Compact data structures for remote sensing data

Abstract

In this digital era, an enormous amount of data are being generated and processed daily. They accumulate to such an extent that it is necessary and imperative to use data compression to reduce the data size so that they can take up as little space as possible. Among the many data compression schemes, there is one known as compact data structures, and it will be the focus of this thesis. These structures store data efficiently while also providing real-time access to the data in the compressed domain, i.e., to query an individual element, it is not necessary to decompress the whole structure. Compact data structures also provide lossless compression, thus ensuring no information loss during the compression process. Remote sensing hyperspectral scenes are image data that are transmitted from sensors located in aircraft or in satellites orbiting the Earth to receivers at ground stations. Due to the size of the data, they need to be compressed in such a way that they can be transmitted more quickly and when they reach the ground stations, they can be stored in an efficient manner to save space.
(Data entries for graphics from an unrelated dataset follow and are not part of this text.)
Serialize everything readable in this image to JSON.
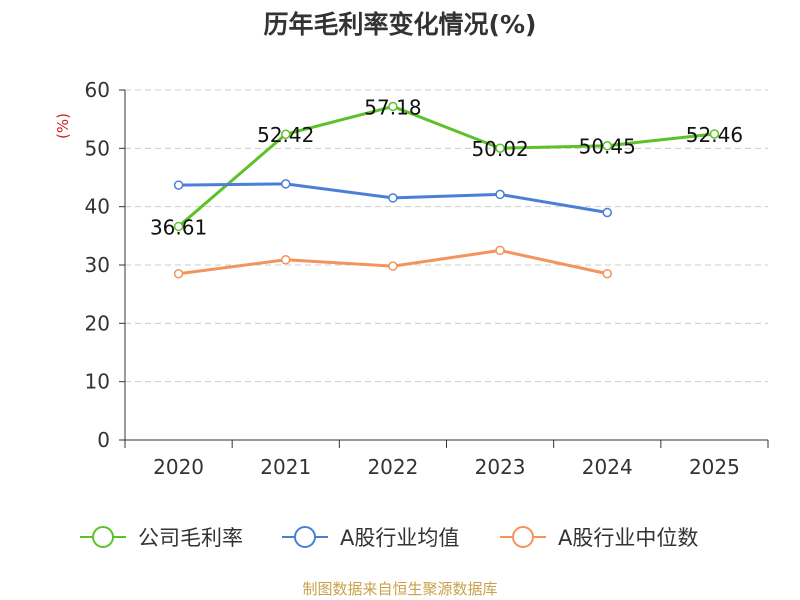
{
  "chart_data": {
    "type": "line",
    "title": "历年毛利率变化情况(%)",
    "ylabel": "(%)",
    "xlabel": "",
    "categories": [
      "2020",
      "2021",
      "2022",
      "2023",
      "2024",
      "2025"
    ],
    "yticks": [
      0,
      10,
      20,
      30,
      40,
      50,
      60
    ],
    "ylim": [
      0,
      60
    ],
    "grid": true,
    "legend_position": "bottom",
    "series": [
      {
        "name": "公司毛利率",
        "color": "#5dc12a",
        "values": [
          36.61,
          52.42,
          57.18,
          50.02,
          50.45,
          52.46
        ],
        "labels": [
          "36.61",
          "52.42",
          "57.18",
          "50.02",
          "50.45",
          "52.46"
        ]
      },
      {
        "name": "A股行业均值",
        "color": "#4a7fd8",
        "values": [
          43.7,
          43.9,
          41.5,
          42.1,
          39.0,
          null
        ]
      },
      {
        "name": "A股行业中位数",
        "color": "#f4935c",
        "values": [
          28.5,
          30.9,
          29.8,
          32.5,
          28.5,
          null
        ]
      }
    ]
  },
  "source": {
    "text": "制图数据来自恒生聚源数据库",
    "color": "#c8a24a"
  },
  "colors": {
    "ylabel": "#d42020",
    "axis": "#333333",
    "grid": "#cccccc",
    "text": "#333333"
  }
}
Therefore, data compression is necessary for faster transmission and reduced storage space. This thesis sets out to explore several distinct ways of using compact data structures to provide better performance with regard to compression ratios and access time for remote sensing hyperspectral data. First, we describe a predictive method and a differential method designed to work with a compact data structure and evaluate the improvements made. Then we present a study of different variable-length codes that can be used in tandem with compact data structures to achieve higher compression gains. Next, we analyze the tree structure of the raster matrix so that only nodes that contain relevant data are saved, thus making the structure more compact. Finally, we investigate a recently proposed compact data structure and examine how its performance stacks up against the others. Experiments have shown that these proposed methods produce results that remain competitive with the traditional techniques and methods that have been in use.